A controlling personality manifests itself in constant criticism, snooping, excessive jealousy and ridicule, explains Psychology Today. The person being controlled feels increasingly confused, emotionally exhausted, guilty, inadequate and unworthy. Power and control begin subtly, often disguised as helpful, charming or benevolent behavior that eventually induces the victim to feel and think the way the controlling person wants. A controlling person carefully and deliberately grooms the victim to feel inferior and fortunate at the same time.
Emotional control is so complex that a victim eventually regards the controlling person as the victim, resulting in the actual victim's acceptance of the role as the villain, according to Psychology Today. One tactic the controlling person employs is relentlessly criticizing everything the victim says and does. It may sound like constructive criticism at first, but grows more negative over time.
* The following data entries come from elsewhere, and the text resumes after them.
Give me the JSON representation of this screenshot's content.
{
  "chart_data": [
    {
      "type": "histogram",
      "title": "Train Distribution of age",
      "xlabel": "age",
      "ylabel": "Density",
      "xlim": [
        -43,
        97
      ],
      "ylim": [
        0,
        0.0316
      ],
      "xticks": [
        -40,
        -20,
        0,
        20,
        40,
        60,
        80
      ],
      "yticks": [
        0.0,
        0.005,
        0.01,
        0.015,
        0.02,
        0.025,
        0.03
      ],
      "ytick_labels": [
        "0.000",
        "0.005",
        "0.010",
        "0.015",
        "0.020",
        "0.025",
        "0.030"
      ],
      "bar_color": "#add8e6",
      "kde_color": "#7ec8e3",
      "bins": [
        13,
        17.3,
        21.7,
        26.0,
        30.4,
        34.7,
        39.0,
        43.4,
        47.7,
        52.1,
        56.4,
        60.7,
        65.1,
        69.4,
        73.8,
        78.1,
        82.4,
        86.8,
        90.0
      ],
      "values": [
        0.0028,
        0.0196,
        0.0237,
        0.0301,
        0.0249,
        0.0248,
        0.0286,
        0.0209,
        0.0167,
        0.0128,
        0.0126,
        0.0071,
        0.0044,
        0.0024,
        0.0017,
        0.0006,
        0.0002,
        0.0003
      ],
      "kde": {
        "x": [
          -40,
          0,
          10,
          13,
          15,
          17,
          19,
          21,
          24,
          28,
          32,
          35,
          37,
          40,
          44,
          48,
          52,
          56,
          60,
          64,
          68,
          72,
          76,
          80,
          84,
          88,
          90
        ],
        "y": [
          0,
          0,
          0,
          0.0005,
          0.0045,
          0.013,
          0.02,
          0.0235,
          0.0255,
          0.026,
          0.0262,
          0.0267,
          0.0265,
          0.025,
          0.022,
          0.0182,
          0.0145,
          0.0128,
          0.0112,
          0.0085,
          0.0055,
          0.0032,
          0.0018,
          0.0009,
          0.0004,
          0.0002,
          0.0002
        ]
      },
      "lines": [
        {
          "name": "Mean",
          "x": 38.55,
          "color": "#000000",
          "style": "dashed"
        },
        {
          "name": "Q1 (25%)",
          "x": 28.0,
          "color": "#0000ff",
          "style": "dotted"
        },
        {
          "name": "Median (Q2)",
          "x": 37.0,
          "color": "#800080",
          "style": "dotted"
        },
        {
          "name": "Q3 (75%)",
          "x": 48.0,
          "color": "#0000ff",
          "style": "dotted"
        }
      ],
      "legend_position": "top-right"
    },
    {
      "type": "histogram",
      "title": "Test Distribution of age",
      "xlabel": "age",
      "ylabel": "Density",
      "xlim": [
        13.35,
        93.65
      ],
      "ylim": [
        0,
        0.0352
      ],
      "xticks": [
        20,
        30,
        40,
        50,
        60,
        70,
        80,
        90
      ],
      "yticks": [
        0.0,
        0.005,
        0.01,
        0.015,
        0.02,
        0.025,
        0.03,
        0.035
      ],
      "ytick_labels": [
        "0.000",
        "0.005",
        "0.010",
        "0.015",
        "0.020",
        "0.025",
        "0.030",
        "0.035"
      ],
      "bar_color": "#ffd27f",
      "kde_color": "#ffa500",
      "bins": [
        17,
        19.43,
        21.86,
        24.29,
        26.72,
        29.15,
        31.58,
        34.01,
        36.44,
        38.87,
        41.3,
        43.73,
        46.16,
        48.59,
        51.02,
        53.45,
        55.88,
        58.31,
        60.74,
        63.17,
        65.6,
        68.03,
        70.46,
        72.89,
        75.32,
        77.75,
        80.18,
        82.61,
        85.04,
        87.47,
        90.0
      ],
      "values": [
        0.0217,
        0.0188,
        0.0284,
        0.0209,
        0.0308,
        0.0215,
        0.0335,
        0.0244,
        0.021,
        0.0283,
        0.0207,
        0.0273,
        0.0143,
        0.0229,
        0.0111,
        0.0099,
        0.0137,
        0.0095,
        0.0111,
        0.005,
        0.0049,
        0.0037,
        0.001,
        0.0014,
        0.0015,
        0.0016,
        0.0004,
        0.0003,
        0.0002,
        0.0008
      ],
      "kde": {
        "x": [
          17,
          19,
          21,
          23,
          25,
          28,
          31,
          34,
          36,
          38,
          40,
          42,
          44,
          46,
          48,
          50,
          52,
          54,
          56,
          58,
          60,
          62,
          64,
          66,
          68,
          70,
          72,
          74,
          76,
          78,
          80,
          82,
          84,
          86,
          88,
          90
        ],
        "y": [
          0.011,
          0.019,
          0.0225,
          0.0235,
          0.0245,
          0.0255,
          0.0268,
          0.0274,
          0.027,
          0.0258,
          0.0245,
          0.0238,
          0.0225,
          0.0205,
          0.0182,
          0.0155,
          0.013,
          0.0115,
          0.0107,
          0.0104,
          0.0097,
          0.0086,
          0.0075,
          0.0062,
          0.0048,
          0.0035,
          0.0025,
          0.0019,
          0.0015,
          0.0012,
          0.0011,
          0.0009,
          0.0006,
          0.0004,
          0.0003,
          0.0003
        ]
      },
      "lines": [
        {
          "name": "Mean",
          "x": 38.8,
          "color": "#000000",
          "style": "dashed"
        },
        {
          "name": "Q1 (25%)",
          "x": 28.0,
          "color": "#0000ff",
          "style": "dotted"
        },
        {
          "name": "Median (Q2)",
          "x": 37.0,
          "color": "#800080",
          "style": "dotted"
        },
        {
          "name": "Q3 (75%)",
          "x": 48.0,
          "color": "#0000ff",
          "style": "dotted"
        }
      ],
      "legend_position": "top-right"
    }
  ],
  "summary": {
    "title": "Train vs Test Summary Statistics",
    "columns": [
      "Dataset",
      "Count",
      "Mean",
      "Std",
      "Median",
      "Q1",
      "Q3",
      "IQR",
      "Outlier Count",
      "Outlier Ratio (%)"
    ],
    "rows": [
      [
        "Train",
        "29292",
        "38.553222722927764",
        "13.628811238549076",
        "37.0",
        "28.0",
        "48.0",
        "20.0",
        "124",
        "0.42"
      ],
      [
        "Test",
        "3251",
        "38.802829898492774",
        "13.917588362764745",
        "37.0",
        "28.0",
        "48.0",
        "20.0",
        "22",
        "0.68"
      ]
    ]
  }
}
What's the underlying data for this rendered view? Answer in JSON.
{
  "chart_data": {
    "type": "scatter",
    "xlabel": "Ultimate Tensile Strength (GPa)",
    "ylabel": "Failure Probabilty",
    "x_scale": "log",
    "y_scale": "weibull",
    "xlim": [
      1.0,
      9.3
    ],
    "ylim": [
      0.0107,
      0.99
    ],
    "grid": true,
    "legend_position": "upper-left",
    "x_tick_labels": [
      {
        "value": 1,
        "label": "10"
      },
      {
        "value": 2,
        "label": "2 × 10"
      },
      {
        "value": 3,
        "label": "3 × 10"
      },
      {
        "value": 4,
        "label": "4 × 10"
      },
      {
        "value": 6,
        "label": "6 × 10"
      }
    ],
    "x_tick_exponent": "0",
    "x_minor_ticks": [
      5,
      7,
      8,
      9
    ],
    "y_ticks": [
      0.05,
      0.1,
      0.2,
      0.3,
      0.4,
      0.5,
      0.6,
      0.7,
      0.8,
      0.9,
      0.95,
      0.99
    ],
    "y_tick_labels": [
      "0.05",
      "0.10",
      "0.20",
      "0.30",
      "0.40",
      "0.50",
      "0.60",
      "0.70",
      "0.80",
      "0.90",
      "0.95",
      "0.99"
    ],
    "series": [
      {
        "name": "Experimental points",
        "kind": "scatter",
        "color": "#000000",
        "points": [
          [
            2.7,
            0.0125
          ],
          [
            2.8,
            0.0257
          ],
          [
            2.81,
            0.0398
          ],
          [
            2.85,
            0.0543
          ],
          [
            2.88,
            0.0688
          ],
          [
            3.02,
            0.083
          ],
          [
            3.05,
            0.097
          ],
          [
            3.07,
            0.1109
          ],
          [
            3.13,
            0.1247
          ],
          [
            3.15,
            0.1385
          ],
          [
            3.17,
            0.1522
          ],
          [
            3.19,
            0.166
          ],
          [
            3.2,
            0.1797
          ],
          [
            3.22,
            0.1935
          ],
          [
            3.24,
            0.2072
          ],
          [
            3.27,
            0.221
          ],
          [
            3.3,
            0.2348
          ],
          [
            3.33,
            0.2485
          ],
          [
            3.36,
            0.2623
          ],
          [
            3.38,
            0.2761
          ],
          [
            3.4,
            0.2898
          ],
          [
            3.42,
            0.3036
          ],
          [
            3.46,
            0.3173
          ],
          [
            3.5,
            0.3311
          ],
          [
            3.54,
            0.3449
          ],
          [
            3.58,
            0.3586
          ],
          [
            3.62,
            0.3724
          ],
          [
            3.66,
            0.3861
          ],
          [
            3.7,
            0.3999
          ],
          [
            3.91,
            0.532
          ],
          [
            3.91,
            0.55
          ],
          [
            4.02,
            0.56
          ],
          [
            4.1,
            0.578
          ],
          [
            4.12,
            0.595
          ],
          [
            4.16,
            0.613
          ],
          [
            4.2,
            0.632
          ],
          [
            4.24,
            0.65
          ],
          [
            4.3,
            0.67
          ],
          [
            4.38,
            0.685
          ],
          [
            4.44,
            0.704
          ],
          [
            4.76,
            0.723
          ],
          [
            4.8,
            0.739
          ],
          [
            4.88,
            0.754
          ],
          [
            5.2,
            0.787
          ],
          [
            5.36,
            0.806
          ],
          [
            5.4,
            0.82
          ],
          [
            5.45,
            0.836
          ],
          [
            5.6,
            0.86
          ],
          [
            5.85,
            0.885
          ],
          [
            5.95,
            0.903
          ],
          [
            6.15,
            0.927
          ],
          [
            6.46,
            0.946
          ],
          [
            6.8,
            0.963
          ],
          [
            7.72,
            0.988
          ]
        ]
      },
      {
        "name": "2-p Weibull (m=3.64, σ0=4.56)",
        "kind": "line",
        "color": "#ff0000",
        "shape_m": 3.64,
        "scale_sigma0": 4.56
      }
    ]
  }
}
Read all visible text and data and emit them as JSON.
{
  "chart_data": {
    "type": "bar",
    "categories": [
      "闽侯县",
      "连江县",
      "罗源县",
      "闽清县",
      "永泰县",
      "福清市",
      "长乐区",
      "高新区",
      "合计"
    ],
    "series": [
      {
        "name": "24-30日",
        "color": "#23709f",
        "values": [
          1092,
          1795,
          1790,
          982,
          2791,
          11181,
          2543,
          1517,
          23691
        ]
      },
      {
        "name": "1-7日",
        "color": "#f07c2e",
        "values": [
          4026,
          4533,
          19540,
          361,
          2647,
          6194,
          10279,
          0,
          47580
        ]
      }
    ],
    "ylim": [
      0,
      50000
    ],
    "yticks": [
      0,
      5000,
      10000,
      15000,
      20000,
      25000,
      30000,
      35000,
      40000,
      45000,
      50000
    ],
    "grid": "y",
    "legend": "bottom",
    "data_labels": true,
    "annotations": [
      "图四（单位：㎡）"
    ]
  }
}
A controlling personality usually exhibits extreme jealousy, sometimes disguised as subtle criticism of the victim's family and friends, and of the attention the victim shows them. Isolation monopolizes the victim's attention as one step in the scheme of complete control. A controlling personality perpetually snoops and spies, looking for even subtle nuances that can be used against the victim, reports Psychology Today.
Sometimes, controlling behavior includes public humiliation, notes the University of Wisconsin at Oshkosh. Ridicule, humor and teasing are poorly disguised emotional abuse, reveals Psychology Today.